Oil Tanker Gets Hole in Its Hull as Ships Attacked Off U.A.E.
(Bloomberg) -- An oil tanker got a hole in its hull after being struck by an unknown object off the coast of the United Arab Emirates, where a spate of attacks on oil carriers was reported on Sunday.
The back of the tanker, the Andrea Victory, was damaged on its waterline while at an anchorage at Fujairah, a refueling center for tankers sailing to and from ports in the Persian Gulf. It’s not in danger of sinking, according to Thome Shipmanagement, which manages the carrier.

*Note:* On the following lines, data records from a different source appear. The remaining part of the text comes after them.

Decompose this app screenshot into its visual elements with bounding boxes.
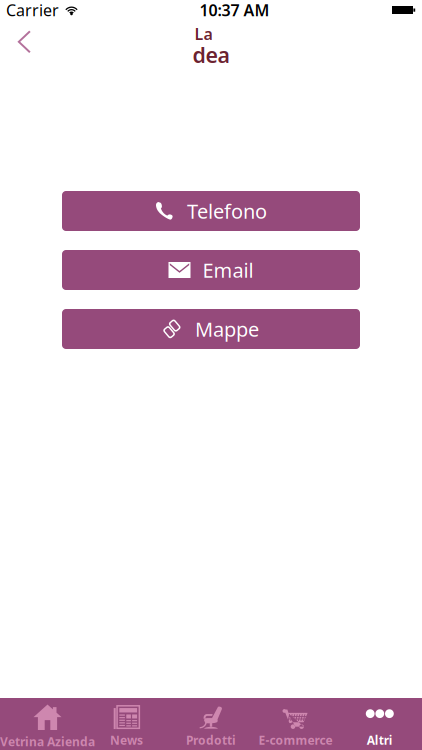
button[interactable]: Back [0, 20, 46, 64]
button[interactable]: News [84, 698, 169, 750]
staticText: Vetrina Azienda [0, 734, 95, 749]
button[interactable]: Email [62, 250, 360, 290]
button[interactable]: Vetrina Azienda [0, 698, 84, 750]
button[interactable]: E-commerce [253, 698, 338, 750]
staticText: E-commerce [258, 732, 332, 748]
button[interactable]: Telefono [62, 191, 360, 231]
button[interactable]: Altri [338, 698, 422, 750]
staticText: Email [202, 257, 254, 283]
button[interactable]: Prodotti [169, 698, 253, 750]
staticText: Carrier [6, 0, 59, 21]
staticText: Altri [367, 732, 393, 748]
staticText: La [194, 23, 212, 44]
staticText: Prodotti [186, 732, 236, 748]
staticText: dea [192, 40, 230, 69]
staticText: Mappe [195, 316, 259, 342]
button[interactable]: Mappe [62, 309, 360, 349]
staticText: 10:37 AM [200, 0, 270, 21]
staticText: Telefono [187, 198, 267, 224]
staticText: News [110, 732, 143, 748]
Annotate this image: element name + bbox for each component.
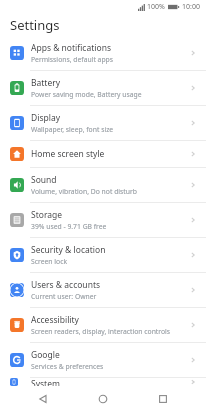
staticText: Google — [31, 349, 60, 361]
staticText: Users & accounts — [31, 279, 101, 291]
button[interactable]: Accessibility — [0, 308, 206, 342]
button[interactable]: Users & accounts — [0, 273, 206, 307]
staticText: 10:00 — [182, 2, 200, 12]
button[interactable]: Home screen style — [0, 141, 206, 167]
staticText: Security & location — [31, 244, 106, 256]
staticText: Settings — [10, 16, 60, 34]
staticText: Current user: Owner — [31, 292, 97, 301]
staticText: Apps & notifications — [31, 42, 111, 54]
button[interactable]: Storage — [0, 203, 206, 237]
button[interactable]: Home — [86, 386, 120, 412]
button[interactable]: Recent apps — [146, 386, 180, 412]
staticText: Screen lock — [31, 257, 68, 266]
button[interactable]: System — [0, 378, 206, 386]
staticText: Permissions, default apps — [31, 55, 114, 64]
staticText: Display — [31, 112, 60, 124]
button[interactable]: Display — [0, 106, 206, 140]
staticText: Services & preferences — [31, 362, 104, 371]
staticText: Battery — [31, 77, 61, 89]
button[interactable]: Security & location — [0, 238, 206, 272]
staticText: 39% used - 9.71 GB free — [31, 222, 107, 231]
staticText: Sound — [31, 174, 57, 186]
button[interactable]: Battery — [0, 71, 206, 105]
button[interactable]: Back — [26, 386, 60, 412]
staticText: 100% — [147, 2, 165, 12]
button[interactable]: Google — [0, 343, 206, 377]
staticText: Wallpaper, sleep, font size — [31, 125, 114, 134]
staticText: System — [31, 378, 60, 386]
staticText: Volume, vibration, Do not disturb — [31, 187, 137, 196]
staticText: Accessibility — [31, 314, 79, 326]
staticText: Storage — [31, 209, 63, 221]
button[interactable]: Sound — [0, 168, 206, 202]
staticText: Screen readers, display, interaction con… — [31, 327, 171, 336]
staticText: Home screen style — [31, 148, 105, 160]
staticText: Power saving mode, Battery usage — [31, 90, 142, 99]
button[interactable]: Apps & notifications — [0, 36, 206, 70]
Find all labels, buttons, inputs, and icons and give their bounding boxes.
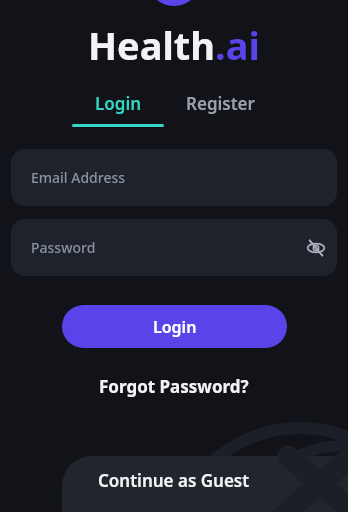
button[interactable]: Forgot Password? [99, 375, 249, 398]
staticText: Health.ai [88, 19, 260, 71]
button[interactable]: Password [11, 219, 337, 276]
button[interactable]: Login [72, 90, 164, 130]
staticText: Login [153, 316, 197, 338]
staticText: Password [31, 238, 96, 257]
button[interactable]: Register [178, 90, 262, 130]
staticText: Register [186, 92, 255, 115]
staticText: Continue as Guest [98, 469, 250, 492]
staticText: Login [95, 92, 142, 115]
button[interactable]: Email Address [11, 149, 337, 206]
staticText: Forgot Password? [99, 375, 249, 398]
staticText: Email Address [31, 168, 126, 187]
button[interactable]: Login [62, 305, 287, 348]
button[interactable] [62, 456, 348, 512]
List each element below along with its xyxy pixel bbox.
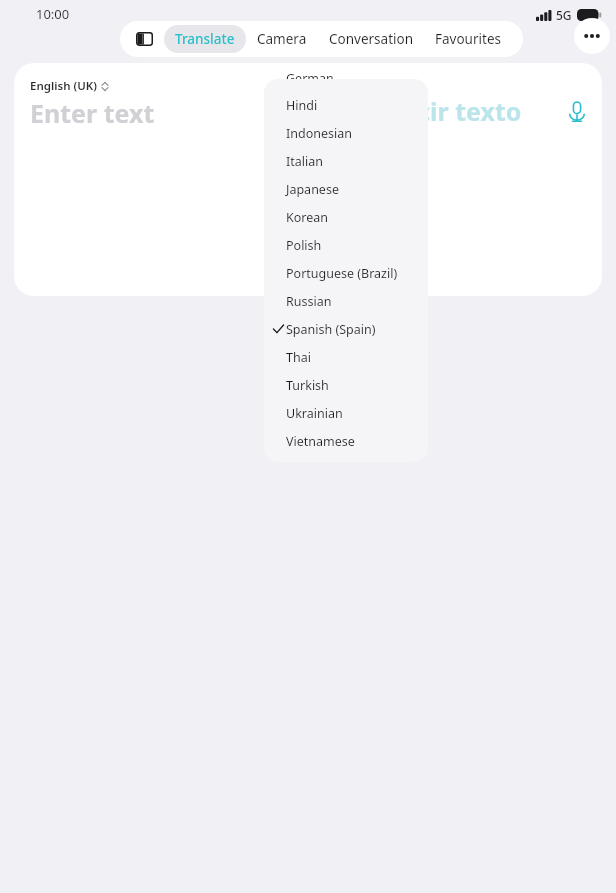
staticText: Vietnamese bbox=[286, 433, 355, 450]
button[interactable]: Translate bbox=[164, 25, 246, 53]
button[interactable]: Hindi bbox=[264, 91, 428, 119]
staticText: Camera bbox=[257, 30, 307, 48]
button[interactable]: Ukrainian bbox=[264, 399, 428, 427]
staticText: Italian bbox=[286, 153, 323, 170]
button[interactable]: Camera bbox=[246, 25, 318, 53]
button[interactable]: Indonesian bbox=[264, 119, 428, 147]
button[interactable]: Introducir texto bbox=[308, 63, 602, 296]
staticText: Introducir texto bbox=[322, 94, 522, 128]
button[interactable]: Conversation bbox=[318, 25, 424, 53]
button[interactable]: Japanese bbox=[264, 175, 428, 203]
staticText: Turkish bbox=[286, 377, 329, 394]
staticText: English (UK) bbox=[30, 78, 97, 94]
staticText: Portuguese (Brazil) bbox=[286, 265, 398, 282]
button[interactable]: Thai bbox=[264, 343, 428, 371]
button[interactable]: Korean bbox=[264, 203, 428, 231]
staticText: Translate bbox=[175, 30, 235, 48]
button[interactable]: Speak source language bbox=[260, 96, 290, 126]
staticText: Spanish (Spain) bbox=[286, 321, 376, 338]
staticText: Favourites bbox=[435, 30, 501, 48]
button[interactable]: Polish bbox=[264, 231, 428, 259]
button[interactable]: Russian bbox=[264, 287, 428, 315]
button[interactable]: Speak target language bbox=[562, 96, 592, 126]
button[interactable]: More options bbox=[574, 18, 610, 54]
staticText: 5G bbox=[556, 7, 572, 23]
staticText: Korean bbox=[286, 209, 329, 226]
staticText: 10:00 bbox=[36, 5, 70, 23]
staticText: Conversation bbox=[329, 30, 413, 48]
staticText: Indonesian bbox=[286, 125, 352, 142]
button[interactable]: English (UK) bbox=[14, 63, 308, 296]
staticText: Polish bbox=[286, 237, 322, 254]
button[interactable]: Spanish (Spain) bbox=[264, 315, 428, 343]
button[interactable]: Vietnamese bbox=[264, 427, 428, 455]
staticText: Ukrainian bbox=[286, 405, 343, 422]
button[interactable]: Turkish bbox=[264, 371, 428, 399]
staticText: German bbox=[286, 70, 334, 79]
button[interactable]: German bbox=[264, 70, 428, 79]
button[interactable]: Portuguese (Brazil) bbox=[264, 259, 428, 287]
staticText: Thai bbox=[286, 349, 311, 366]
staticText: Enter text bbox=[30, 96, 155, 130]
staticText: Japanese bbox=[286, 181, 339, 198]
button[interactable]: Show sidebar bbox=[129, 24, 159, 54]
button[interactable]: Italian bbox=[264, 147, 428, 175]
staticText: Hindi bbox=[286, 97, 318, 114]
staticText: Russian bbox=[286, 293, 332, 310]
button[interactable]: Favourites bbox=[424, 25, 512, 53]
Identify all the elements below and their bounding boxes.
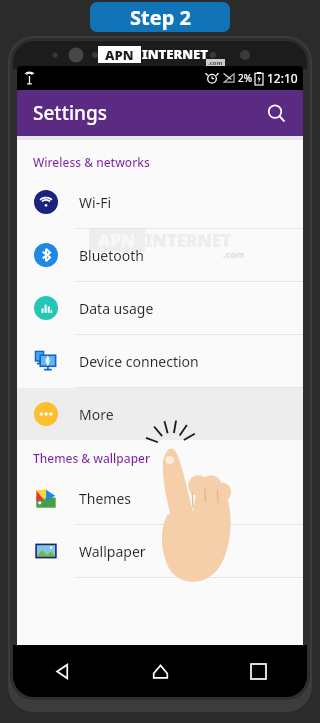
staticText: .com xyxy=(223,248,245,260)
button[interactable]: Home xyxy=(111,645,209,697)
staticText: INTERNET xyxy=(145,229,232,252)
button[interactable]: Wi-Fi xyxy=(17,176,303,228)
button[interactable]: Wallpaper xyxy=(17,525,303,577)
staticText: INTERNET xyxy=(142,45,208,63)
staticText: More xyxy=(79,405,114,424)
button[interactable]: Step 2 xyxy=(90,2,230,32)
staticText: Wallpaper xyxy=(79,542,146,561)
staticText: Bluetooth xyxy=(79,246,144,265)
button[interactable]: Search xyxy=(259,96,293,130)
staticText: Device connection xyxy=(79,352,199,371)
staticText: APN xyxy=(98,229,136,252)
button[interactable]: Back xyxy=(13,645,111,697)
button[interactable]: More xyxy=(17,388,303,440)
staticText: Themes & wallpaper xyxy=(33,450,151,466)
staticText: Settings xyxy=(33,100,107,126)
button[interactable]: Device connection xyxy=(17,335,303,387)
staticText: 12:10 xyxy=(267,70,298,86)
button[interactable]: Settings xyxy=(17,90,303,136)
button[interactable]: Data usage xyxy=(17,282,303,334)
staticText: Data usage xyxy=(79,299,154,318)
staticText: APN xyxy=(105,46,134,63)
button[interactable]: Recents xyxy=(209,645,307,697)
button[interactable]: Bluetooth xyxy=(17,229,303,281)
staticText: Step 2 xyxy=(130,4,191,31)
staticText: Wireless & networks xyxy=(33,154,150,170)
staticText: 2% xyxy=(238,71,253,85)
staticText: Themes xyxy=(79,489,132,508)
button[interactable]: Themes xyxy=(17,472,303,524)
staticText: .com xyxy=(208,59,223,67)
staticText: Wi-Fi xyxy=(79,193,112,212)
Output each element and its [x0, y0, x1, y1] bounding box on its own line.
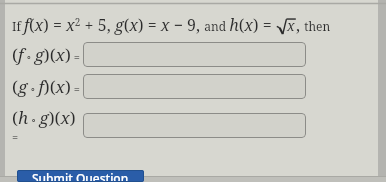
button[interactable] [83, 113, 306, 138]
staticText: , then [296, 14, 331, 36]
staticText: (f ∘ g)(x) = [12, 43, 80, 66]
button[interactable]: Submit Question [17, 170, 144, 182]
staticText: Submit Question [32, 170, 129, 182]
staticText: (g ∘ f)(x) = [12, 75, 80, 98]
staticText: (h ∘ g)(x) = [12, 106, 83, 144]
button[interactable] [83, 74, 306, 99]
staticText: x [287, 16, 295, 35]
staticText: If f(x) = x2 + 5, g(x) = x − 9, and h(x)… [12, 14, 276, 36]
button[interactable] [83, 42, 306, 67]
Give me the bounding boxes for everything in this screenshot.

A video on Twitter showed a vessel with that name and that kind of damage looking steady in the water. An external spokesman for Thome declined to comment on the images.
While nobody has claimed responsibility for causing the damage -- or several similar incidents on Sunday -- there are heightened tensions across the Middle East right now. The U.S. is trying to prevent Iran from exporting crude while Saudi Arabia is pledging to cover any shortfalls in supply from its rival from across the Persian Gulf.
The vessel that suffered a hole in its hull is a so-called Handymax tanker that would normally carry about 330,000 barrels of cargo. A U.A.E. government official had already identified it as one of four that were targeted in an attack off Fujairah on Sunday.
Modern tankers have double hulls, meaning that even if the outer one is pierced, they should stay afloat.
Thome informed local authorities and the ship’s crew is helping with ongoing investigations. The crew is unharmed.